À base de doações e campanhas de financiamento online, entidades suprem a falta de suporte e atendimento à população em vulnerabilidade por parte do poder público

Imagem mostra bandeira LGBTI+ em destaque pendurada em uma parede rosa dentro de um dormitório de uma casa de acolhimento

Foto: Imagem: Reprodução/Casa Florescer

10 de fevereiro de 2022

Diante do desamparo em vários âmbitos vivido por pessoas LGBTQIA+, as casas de acolhimento não-governamentais realizam um trabalho de suprir necessidades que não são acompanhadas pelo poder público. Entretanto, lidam com o desafio diário de criar ferramentas para que haja manutenção e continuidade de suas atividades. À base de doações e campanhas de financiamento on-line, estes espaços revelam um país que, ainda, não voltou os olhos para as especificidades desta população. 

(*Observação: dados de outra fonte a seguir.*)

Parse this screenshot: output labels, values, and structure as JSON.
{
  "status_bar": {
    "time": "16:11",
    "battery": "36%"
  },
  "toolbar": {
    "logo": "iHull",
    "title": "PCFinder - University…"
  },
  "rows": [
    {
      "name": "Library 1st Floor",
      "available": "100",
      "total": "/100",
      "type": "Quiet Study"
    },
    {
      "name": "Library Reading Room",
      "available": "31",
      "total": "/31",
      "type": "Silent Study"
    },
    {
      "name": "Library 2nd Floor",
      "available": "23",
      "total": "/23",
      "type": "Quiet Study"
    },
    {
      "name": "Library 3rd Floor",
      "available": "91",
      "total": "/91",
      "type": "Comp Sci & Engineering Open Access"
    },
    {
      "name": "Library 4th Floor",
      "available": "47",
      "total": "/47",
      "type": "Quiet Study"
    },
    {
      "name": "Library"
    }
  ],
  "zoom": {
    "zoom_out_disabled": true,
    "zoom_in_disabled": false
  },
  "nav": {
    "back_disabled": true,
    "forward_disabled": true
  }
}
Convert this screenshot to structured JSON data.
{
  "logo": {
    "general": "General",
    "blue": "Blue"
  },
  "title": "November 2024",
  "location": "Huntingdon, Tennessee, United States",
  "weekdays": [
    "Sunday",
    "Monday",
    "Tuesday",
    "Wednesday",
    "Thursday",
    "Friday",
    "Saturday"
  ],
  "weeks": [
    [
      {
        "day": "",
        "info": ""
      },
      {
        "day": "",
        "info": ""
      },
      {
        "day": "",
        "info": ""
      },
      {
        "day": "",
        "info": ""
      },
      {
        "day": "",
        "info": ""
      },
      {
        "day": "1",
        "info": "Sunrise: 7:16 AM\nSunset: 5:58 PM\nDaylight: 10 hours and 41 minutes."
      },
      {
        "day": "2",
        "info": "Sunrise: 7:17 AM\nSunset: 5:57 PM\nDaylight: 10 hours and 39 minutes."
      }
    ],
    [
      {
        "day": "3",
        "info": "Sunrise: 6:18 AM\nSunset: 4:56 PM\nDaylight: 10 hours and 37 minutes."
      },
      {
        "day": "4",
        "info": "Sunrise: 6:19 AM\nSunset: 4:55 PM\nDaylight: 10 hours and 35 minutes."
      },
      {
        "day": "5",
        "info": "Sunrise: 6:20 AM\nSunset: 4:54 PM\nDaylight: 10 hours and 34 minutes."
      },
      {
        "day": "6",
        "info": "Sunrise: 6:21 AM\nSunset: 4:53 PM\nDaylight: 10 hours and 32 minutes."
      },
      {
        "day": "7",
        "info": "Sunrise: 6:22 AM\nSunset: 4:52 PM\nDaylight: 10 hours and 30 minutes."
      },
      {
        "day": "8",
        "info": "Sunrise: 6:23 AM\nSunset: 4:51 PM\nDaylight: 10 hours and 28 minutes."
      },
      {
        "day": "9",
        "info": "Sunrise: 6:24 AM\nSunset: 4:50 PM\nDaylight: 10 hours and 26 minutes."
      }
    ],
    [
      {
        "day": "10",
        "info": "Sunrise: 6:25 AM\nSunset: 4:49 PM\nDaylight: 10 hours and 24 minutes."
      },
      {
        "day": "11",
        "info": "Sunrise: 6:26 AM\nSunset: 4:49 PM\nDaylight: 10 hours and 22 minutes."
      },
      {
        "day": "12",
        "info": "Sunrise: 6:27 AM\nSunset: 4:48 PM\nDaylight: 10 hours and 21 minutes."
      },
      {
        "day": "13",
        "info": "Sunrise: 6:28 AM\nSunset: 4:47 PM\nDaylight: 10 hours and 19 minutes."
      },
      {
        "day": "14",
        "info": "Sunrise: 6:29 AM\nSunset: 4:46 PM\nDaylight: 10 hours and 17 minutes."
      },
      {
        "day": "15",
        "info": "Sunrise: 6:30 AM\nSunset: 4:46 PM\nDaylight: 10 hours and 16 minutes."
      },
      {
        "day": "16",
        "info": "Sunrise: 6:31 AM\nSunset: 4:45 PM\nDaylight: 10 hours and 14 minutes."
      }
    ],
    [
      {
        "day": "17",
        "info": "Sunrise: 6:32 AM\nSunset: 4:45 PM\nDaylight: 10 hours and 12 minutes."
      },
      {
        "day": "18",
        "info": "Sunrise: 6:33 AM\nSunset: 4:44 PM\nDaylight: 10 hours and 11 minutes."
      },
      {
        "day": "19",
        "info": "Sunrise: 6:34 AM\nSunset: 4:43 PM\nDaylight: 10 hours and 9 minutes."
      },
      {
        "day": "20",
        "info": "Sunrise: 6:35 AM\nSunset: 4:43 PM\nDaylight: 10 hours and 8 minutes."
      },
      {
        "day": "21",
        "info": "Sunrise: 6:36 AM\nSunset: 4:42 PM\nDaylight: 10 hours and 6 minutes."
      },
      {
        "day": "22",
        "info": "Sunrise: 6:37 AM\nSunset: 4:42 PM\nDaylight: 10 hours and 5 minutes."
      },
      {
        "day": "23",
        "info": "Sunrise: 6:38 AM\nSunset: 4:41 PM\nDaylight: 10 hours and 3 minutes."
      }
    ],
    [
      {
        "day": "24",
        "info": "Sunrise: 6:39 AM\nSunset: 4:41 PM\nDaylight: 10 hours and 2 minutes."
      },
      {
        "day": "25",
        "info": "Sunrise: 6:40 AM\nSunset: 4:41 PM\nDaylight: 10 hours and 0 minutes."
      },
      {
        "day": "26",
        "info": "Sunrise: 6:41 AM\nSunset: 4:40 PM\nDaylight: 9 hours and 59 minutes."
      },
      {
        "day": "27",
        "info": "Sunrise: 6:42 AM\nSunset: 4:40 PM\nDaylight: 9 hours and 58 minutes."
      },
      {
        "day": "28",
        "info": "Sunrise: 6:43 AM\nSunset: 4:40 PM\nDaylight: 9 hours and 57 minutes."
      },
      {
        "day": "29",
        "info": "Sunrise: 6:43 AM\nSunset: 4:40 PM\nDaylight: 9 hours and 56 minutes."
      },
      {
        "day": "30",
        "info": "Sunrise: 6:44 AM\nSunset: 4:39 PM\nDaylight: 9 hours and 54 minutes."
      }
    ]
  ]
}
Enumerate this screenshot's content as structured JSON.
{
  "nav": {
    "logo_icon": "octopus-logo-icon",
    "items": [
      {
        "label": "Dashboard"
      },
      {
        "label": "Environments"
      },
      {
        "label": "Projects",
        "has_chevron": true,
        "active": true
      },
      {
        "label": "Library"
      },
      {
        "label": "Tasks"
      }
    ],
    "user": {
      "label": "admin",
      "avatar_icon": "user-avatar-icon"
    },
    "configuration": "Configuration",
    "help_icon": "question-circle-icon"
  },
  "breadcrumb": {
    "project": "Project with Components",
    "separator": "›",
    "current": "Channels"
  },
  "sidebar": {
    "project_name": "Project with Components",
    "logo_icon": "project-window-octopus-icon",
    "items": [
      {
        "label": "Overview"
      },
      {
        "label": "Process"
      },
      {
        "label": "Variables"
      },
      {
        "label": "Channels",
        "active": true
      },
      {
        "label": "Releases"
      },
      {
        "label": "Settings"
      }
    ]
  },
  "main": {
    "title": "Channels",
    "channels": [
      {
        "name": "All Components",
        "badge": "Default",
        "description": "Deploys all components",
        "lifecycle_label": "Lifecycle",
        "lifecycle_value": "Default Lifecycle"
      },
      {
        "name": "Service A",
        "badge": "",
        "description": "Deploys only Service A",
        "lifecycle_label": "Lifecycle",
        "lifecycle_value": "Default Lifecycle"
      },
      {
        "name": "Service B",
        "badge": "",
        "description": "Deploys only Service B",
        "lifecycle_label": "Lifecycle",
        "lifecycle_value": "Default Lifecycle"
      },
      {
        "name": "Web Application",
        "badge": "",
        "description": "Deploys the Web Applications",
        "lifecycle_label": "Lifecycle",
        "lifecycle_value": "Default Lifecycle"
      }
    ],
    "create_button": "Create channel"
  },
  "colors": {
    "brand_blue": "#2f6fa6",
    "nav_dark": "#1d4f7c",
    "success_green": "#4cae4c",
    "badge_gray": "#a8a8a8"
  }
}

Recentemente, a Casa Nem, ONG de acolhimento LGBTQIA+ com projetos sociais voltados para comunidade, sediada no Flamengo, no Rio de Janeiro, divulgou em suas redes sociais que poderia fechar as portas por falta de recursos. Fundada em 2016 pelo Grupo Transrevolução, a casa é administrada somente por pessoas trans e acolhe, em média, 25 pessoas.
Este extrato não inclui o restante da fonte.